Why Do Professionals Feel The Need To Be Jerks
I can’t take it anymore
“You must be the worst employee your company has, I’m surprised you have a job.” — Rude attorney over the phone…
There is nothing I hate more than when someone feels the need to tell me how bad I am at my job.
While I cannot go into specifics, I encounter professional men and women who cannot seem to handle life and begin insulting me, my work, and my company because they don’t agree with me.
Theses miserable individuals seem to think it is going to help me help them if they are rude, crass, and down-right mean. Maybe it intimidates other people into doing what they want, but it doesn’t make me want to find ways to help them.
Now, this doesn’t mean I’m not going to do my job or sandbag. It does mean that I’m going to scrutinize anything they send me for authenticity, accuracy, and value.
And when that happens, they only seem to get angrier when I point out their own folly and failings in their work product.
Maybe that sounds petty.
But, if they think my work is so poor, they better be ready for me to point out their garbage effort. What I have found is that people who act like that are simply making up for their shortcomings. It’s almost always true.
The Effects of Their Abuse
“It must be hard being an idiot.” — An attorney’s response to asking to follow up questions about their own statements.
Four years ago, I would throw it all back in their face, mimic their rudeness, and lose my temper far beyond what they were doing to me. I would play into their hand willingly.
These situations and tactics used to ruin my day.
After a phone call where someone insults, berates, and attempts to intimidate me I would be screwed the rest of the day. I remember days where that might be the first call of my day and the rest of the day I would be expecting everyone to be mad.
Most of the time, others weren’t. But the slightest bit of confrontation would take me to an entirely out of this world level.
The abuse that people feel they can inflict on others is absurd. Especially in a professional setting. It ruins my day. Which leads me to possibly ruining other people’s days. And it leads to expectations of confrontation in the future.
But, It Doesn’t Have To Be Like That
“I understand how you feel. A lot of people feel this way. What I have found though is that my point of view is actually well supported. And if you can’t be professional, I’m going to disconnect the line.”
I have permission to hang up on people at work. If they are being rude, crass, or and mean, I can tell them I am going to hang up and do it.
And, I exercise this whenever someone decides to take things to the next level. When they start ramping up and trying to make things personal. But, I have two weapons at my desk to combat this kind of crazy.
These two weapons are little yellow sticky notes.
Sticky Note #1
The first one came from a supervisor I had years ago. He constantly had to remind me to cool it when someone would light me up.
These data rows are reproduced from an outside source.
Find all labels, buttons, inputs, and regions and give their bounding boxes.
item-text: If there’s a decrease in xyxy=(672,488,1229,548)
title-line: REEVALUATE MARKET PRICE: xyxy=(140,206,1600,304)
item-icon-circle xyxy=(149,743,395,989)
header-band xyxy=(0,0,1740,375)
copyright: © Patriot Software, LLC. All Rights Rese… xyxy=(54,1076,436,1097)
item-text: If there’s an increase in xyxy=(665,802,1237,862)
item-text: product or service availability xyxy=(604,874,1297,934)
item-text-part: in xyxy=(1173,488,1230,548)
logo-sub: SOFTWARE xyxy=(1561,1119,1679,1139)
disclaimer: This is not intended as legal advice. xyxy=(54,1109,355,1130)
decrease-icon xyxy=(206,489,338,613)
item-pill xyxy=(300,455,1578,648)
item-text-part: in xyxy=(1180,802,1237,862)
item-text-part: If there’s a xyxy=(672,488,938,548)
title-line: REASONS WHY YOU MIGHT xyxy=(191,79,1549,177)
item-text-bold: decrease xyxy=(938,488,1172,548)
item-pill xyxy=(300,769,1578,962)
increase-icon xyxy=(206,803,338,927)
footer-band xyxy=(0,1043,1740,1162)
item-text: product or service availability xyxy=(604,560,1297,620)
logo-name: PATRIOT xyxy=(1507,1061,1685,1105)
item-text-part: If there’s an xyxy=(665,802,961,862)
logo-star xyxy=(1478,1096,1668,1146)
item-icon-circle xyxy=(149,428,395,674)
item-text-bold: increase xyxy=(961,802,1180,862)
It reads:
Be Calm, Seek Clarity, What Can You Do?
It reminds me to be calm when someone is not being calm. I also need to find out what the problem really is. And then, what I can do about it. Not what I can’t do.
Those three phrases have helped diffuse those who are frustrated. They also help me to find ways to provide better customer service. However, the second weapon in my arsenal is for those who are intentionally mean.
Sticky Note #2
This sticky note tells me to get off the phone. It is the one that is my wall between abuse and a bad day and freedom and a good day. It reads:
Empathize, Advise, HANG UP!
This one is far more simple. It reminds me to be nice, tells them what I’m about to do because they are rude, and then do it. The freedom this little sticky has for me is very powerful.
But, I don’t deserve to be talked to like these jerks talk to me. And I don’t have to take it just because I’m in a customer service type role.
Don’t Let People Talk to You Like That
Every time this happens, it is off-putting to me. I cannot fathom how people can routinely act like this. I have a shortlist of people who I have to talk to on a regular basis who are flat jerks.
I don’t avoid them, but I sure prepare myself to talk to them. I always have a game plan. If they start getting out of the conversation zone and into the jerk zone, I bring out my weapons.
While the onslaught of insults may still be waiting for me, they don’t have the right to ruin my day and make me feel like crap.
If this is happening to you. I would encourage you to use my sticky note weapons. Make sure to have the okay to hang up on people, but most of the time, a company shouldn’t make you stay on the line for that kind of filth.
If you run into situations like this, how do you deal with them?